TAV e sfratti: un’esperienza umana

Pequod vi propone un’intervista che tenta di approfondire l’esperienza dello sfratto, dell’“espropriazione per pubblica utilità” che nel concreto significa abbandonare forzosamente la propria casa, in virtù della realizzazione di un progetto più grande. Anche quando non si condivide tale progetto.
 Ne abbiamo parlato con Alessandra Zanini, dietista di 25 anni che ha sempre vissuto in un’abitazione di via Toscana, a Brescia, fino a quando le hanno comunicato di dover lasciare la sua casa per la realizzazione di una tratta ferroviaria ad alta velocità.
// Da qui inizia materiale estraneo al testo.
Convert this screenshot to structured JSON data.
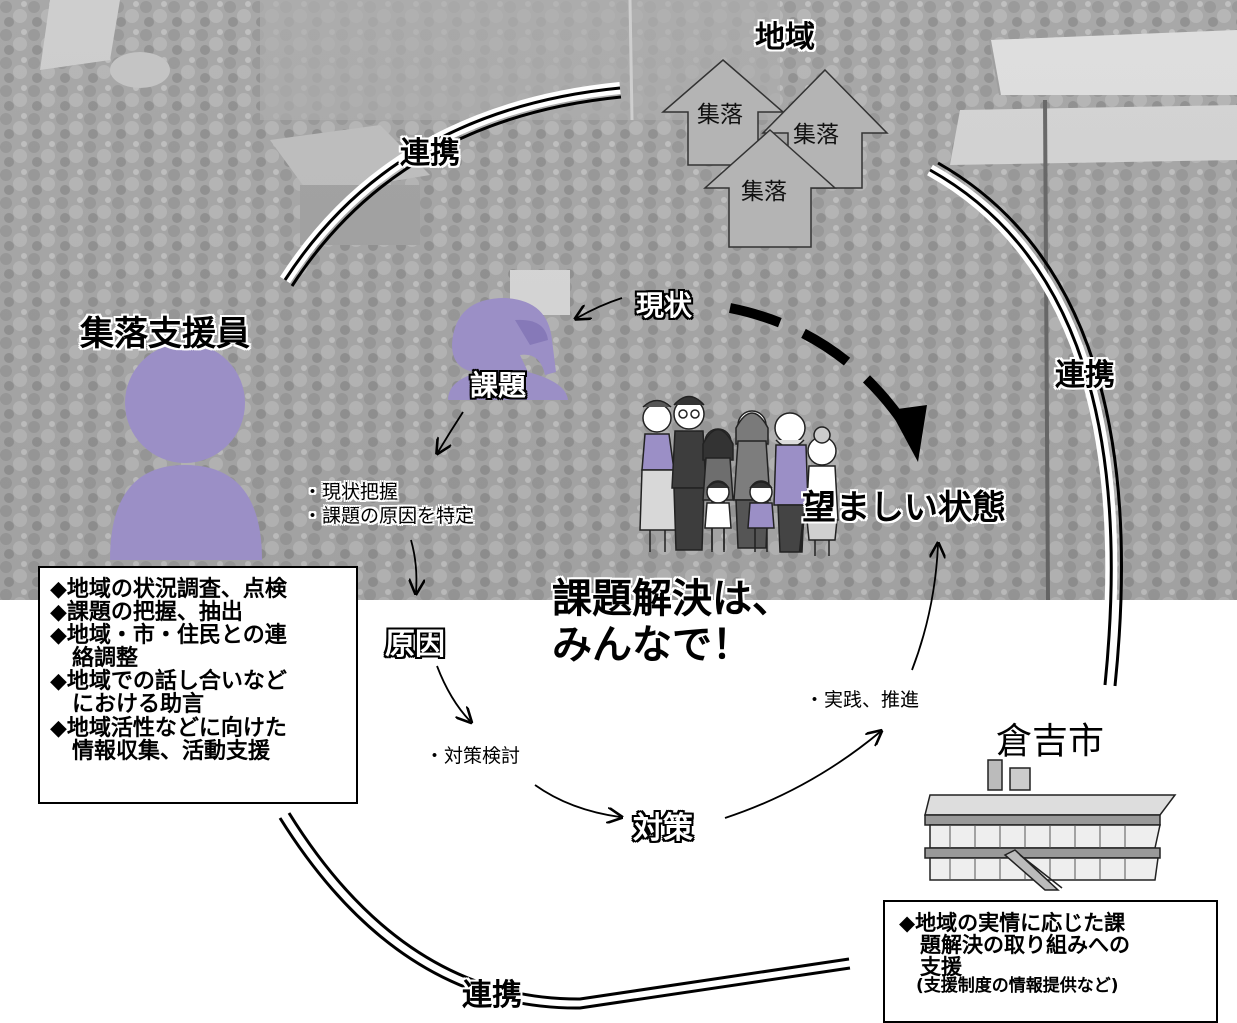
{
  "labels": {
    "region": "地域",
    "village": "集落",
    "supporter": "集落支援員",
    "city": "倉吉市",
    "link": "連携",
    "current_state": "現状",
    "issue": "課題",
    "cause": "原因",
    "measure": "対策",
    "desired_state": "望ましい状態",
    "slogan_line1": "課題解決は、",
    "slogan_line2": "みんなで！"
  },
  "steps": {
    "grasp_line1": "・現状把握",
    "grasp_line2": "・課題の原因を特定",
    "examine": "・対策検討",
    "practice": "・実践、推進"
  },
  "supporter_roles": [
    "◆地域の状況調査、点検",
    "◆課題の把握、抽出",
    "◆地域・市・住民との連",
    "　絡調整",
    "◆地域での話し合いなど",
    "　における助言",
    "◆地域活性などに向けた",
    "　情報収集、活動支援"
  ],
  "city_roles": [
    "◆地域の実情に応じた課",
    "　題解決の取り組みへの",
    "　支援",
    "　(支援制度の情報提供など)"
  ],
  "colors": {
    "person_purple": "#9b8fc6",
    "house_gray": "#b4b4b4",
    "photo_dark": "#777777"
  }
}
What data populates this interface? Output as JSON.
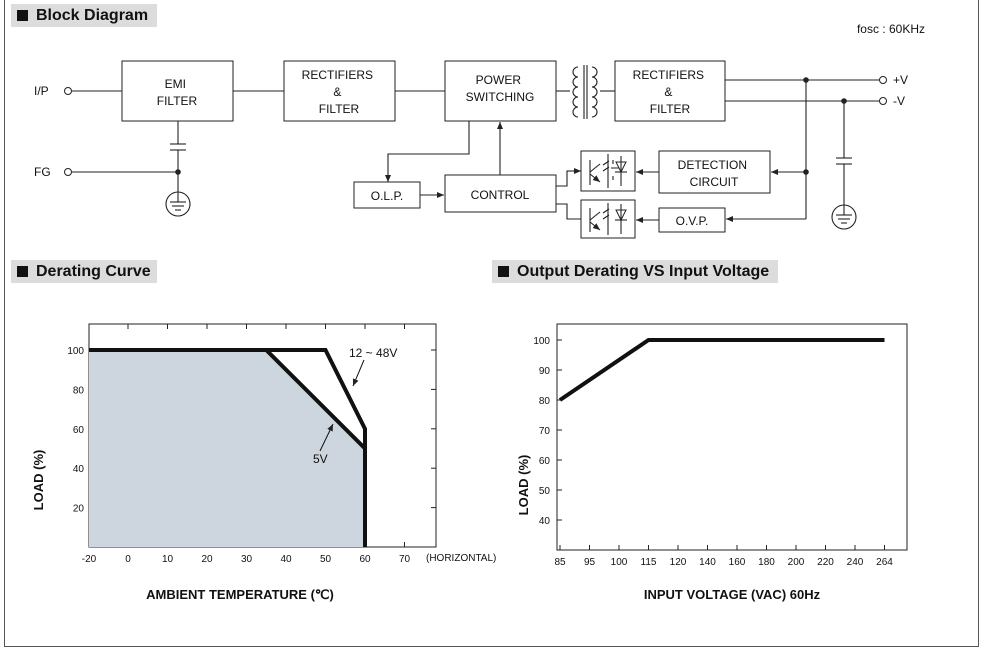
{
  "sections": {
    "block_diagram": "Block Diagram",
    "derating_curve": "Derating Curve",
    "output_derating": "Output Derating VS Input Voltage"
  },
  "block_diagram": {
    "fosc": "fosc : 60KHz",
    "terminals": {
      "ip": "I/P",
      "fg": "FG",
      "vplus": "+V",
      "vminus": "-V"
    },
    "blocks": {
      "emi_filter": [
        "EMI",
        "FILTER"
      ],
      "rect1": [
        "RECTIFIERS",
        "&",
        "FILTER"
      ],
      "power_switching": [
        "POWER",
        "SWITCHING"
      ],
      "rect2": [
        "RECTIFIERS",
        "&",
        "FILTER"
      ],
      "detection": [
        "DETECTION",
        "CIRCUIT"
      ],
      "olp": "O.L.P.",
      "control": "CONTROL",
      "ovp": "O.V.P."
    }
  },
  "chart_data": [
    {
      "type": "line",
      "xlabel": "AMBIENT TEMPERATURE (℃)",
      "ylabel": "LOAD (%)",
      "x_ticks": [
        -20,
        0,
        10,
        20,
        30,
        40,
        50,
        60,
        70
      ],
      "x_tick_labels": [
        "-20",
        "0",
        "10",
        "20",
        "30",
        "40",
        "50",
        "60",
        "70"
      ],
      "x_extra_label": "(HORIZONTAL)",
      "y_ticks": [
        20,
        40,
        60,
        80,
        100
      ],
      "xlim": [
        -20,
        80
      ],
      "ylim": [
        0,
        110
      ],
      "series": [
        {
          "name": "12 ~ 48V",
          "x": [
            -20,
            50,
            60,
            60
          ],
          "y": [
            100,
            100,
            60,
            0
          ]
        },
        {
          "name": "5V",
          "x": [
            -20,
            35,
            60,
            60
          ],
          "y": [
            100,
            100,
            50,
            0
          ]
        }
      ],
      "fill_color": "#cdd5de"
    },
    {
      "type": "line",
      "xlabel": "INPUT VOLTAGE (VAC) 60Hz",
      "ylabel": "LOAD (%)",
      "x_categories": [
        "85",
        "95",
        "100",
        "115",
        "120",
        "140",
        "160",
        "180",
        "200",
        "220",
        "240",
        "264"
      ],
      "y_ticks": [
        40,
        50,
        60,
        70,
        80,
        90,
        100
      ],
      "ylim": [
        30,
        105
      ],
      "series": [
        {
          "x": [
            "85",
            "115",
            "264"
          ],
          "y": [
            80,
            100,
            100
          ]
        }
      ]
    }
  ]
}
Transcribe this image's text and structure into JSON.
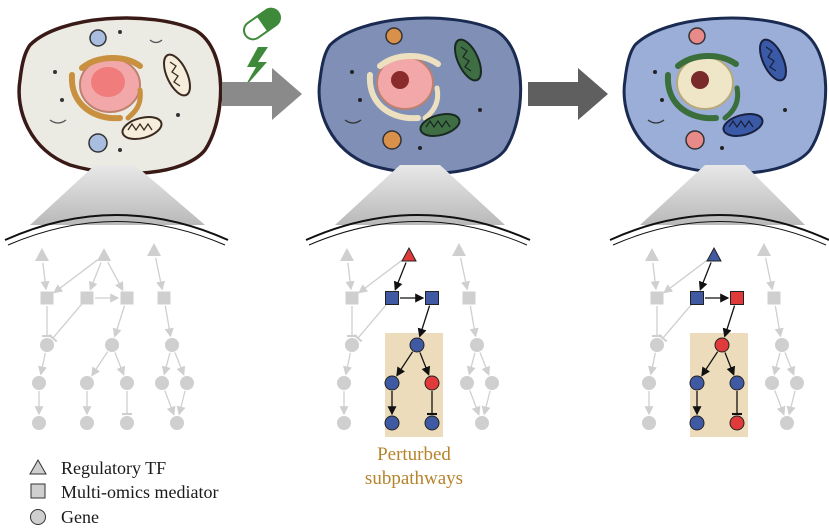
{
  "legend": {
    "items": [
      {
        "shape": "triangle",
        "label": "Regulatory TF"
      },
      {
        "shape": "square",
        "label": "Multi-omics mediator"
      },
      {
        "shape": "circle",
        "label": "Gene"
      }
    ]
  },
  "annotation": {
    "line1": "Perturbed",
    "line2": "subpathways"
  },
  "colors": {
    "inactive_node": "#cfcfcf",
    "blue_node": "#3f5aa3",
    "red_node": "#e03a3a",
    "highlight_box": "#ecdcbc",
    "arrow_gray": "#8a8a8a",
    "drug_green": "#3e8a3a",
    "annotation_text": "#b5832a"
  },
  "icons": {
    "drug": "pill-capsule-icon",
    "stimulus": "lightning-bolt-icon"
  }
}
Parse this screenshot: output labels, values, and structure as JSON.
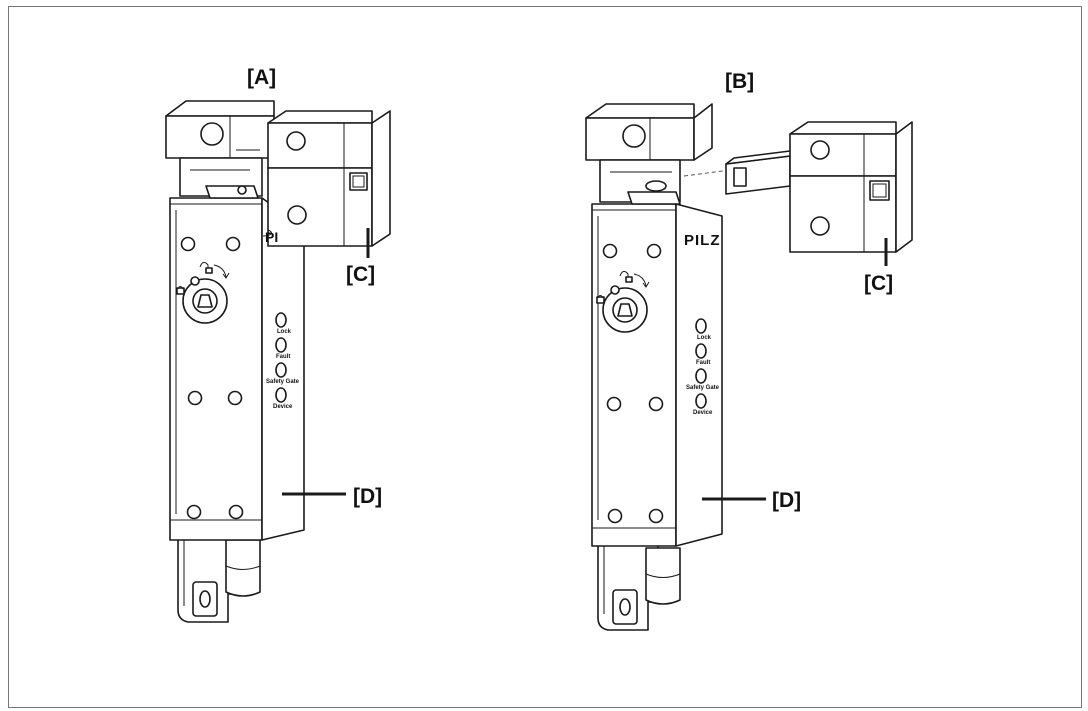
{
  "labels": {
    "a": "[A]",
    "b": "[B]",
    "c_left": "[C]",
    "c_right": "[C]",
    "d_left": "[D]",
    "d_right": "[D]"
  },
  "brand": "PILZ",
  "led_labels": [
    "Lock",
    "Fault",
    "Safety Gate",
    "Device"
  ],
  "colors": {
    "line": "#1a1a1a",
    "frame": "#777777",
    "background": "#ffffff"
  }
}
 Ciò che spesso sfugge tra le pagine dei quotidiani è la dimensione umana di tali esperienze, che tocca tutti al di là delle personali posizioni ideologiche e dei tecnicismi.
  
Alessandra, partiamo dall’inizio: la tua famiglia come ha saputo dell’esproprio? Sul Giornale di Brescia (26 luglio 2012) leggo le parole di Maurizio Zanini, tuo padre: siete stati informati solo dai giornali?
 «Tutto è iniziato nel luglio 2012, quando da un articolo del Giornale di Brescia si parlava di lavori in città che nei prossimi anni avrebbero recato disagi al traffico e alla cittadinanza; tra questi c’erano quelli previsti per il TAV a Brescia, con l’abbattimento di alcune palazzine. C’era la foto di casa nostra.
 Solo in via Toscana si tratta di 23 abitazioni; si aggiungono le 4 di Villaggio Violino e i giardini privati di via Roncadelle, per un totale di circa cento persone coinvolte direttamente.
 Abbiamo chiesto informazioni alle amministrazioni, ma nessuno sembrava saper nulla. Ad agosto arrivano le prime comunicazioni di Italferr [ditta incaricata dei lavori per la tratta bresciana del TAV, n.d.A], che chiede di formulare una proposta di indennizzo per l’esproprio della propria casa, ma cercando sul sito di Italferr apprendiamo che l’ammontare degli espropri era già stato fissato. Intanto nessun politico o ente competente ci ha dato informazioni, lasciando che si generasse il panico totale. Considera che la maggior parte dei coinvolti sono anziani che vivono in casa loro “da tutta una vita” e lì hanno cresciuto tutta la famiglia.»
Le case di via Toscana che saranno abbattute per la costruzione del TAV.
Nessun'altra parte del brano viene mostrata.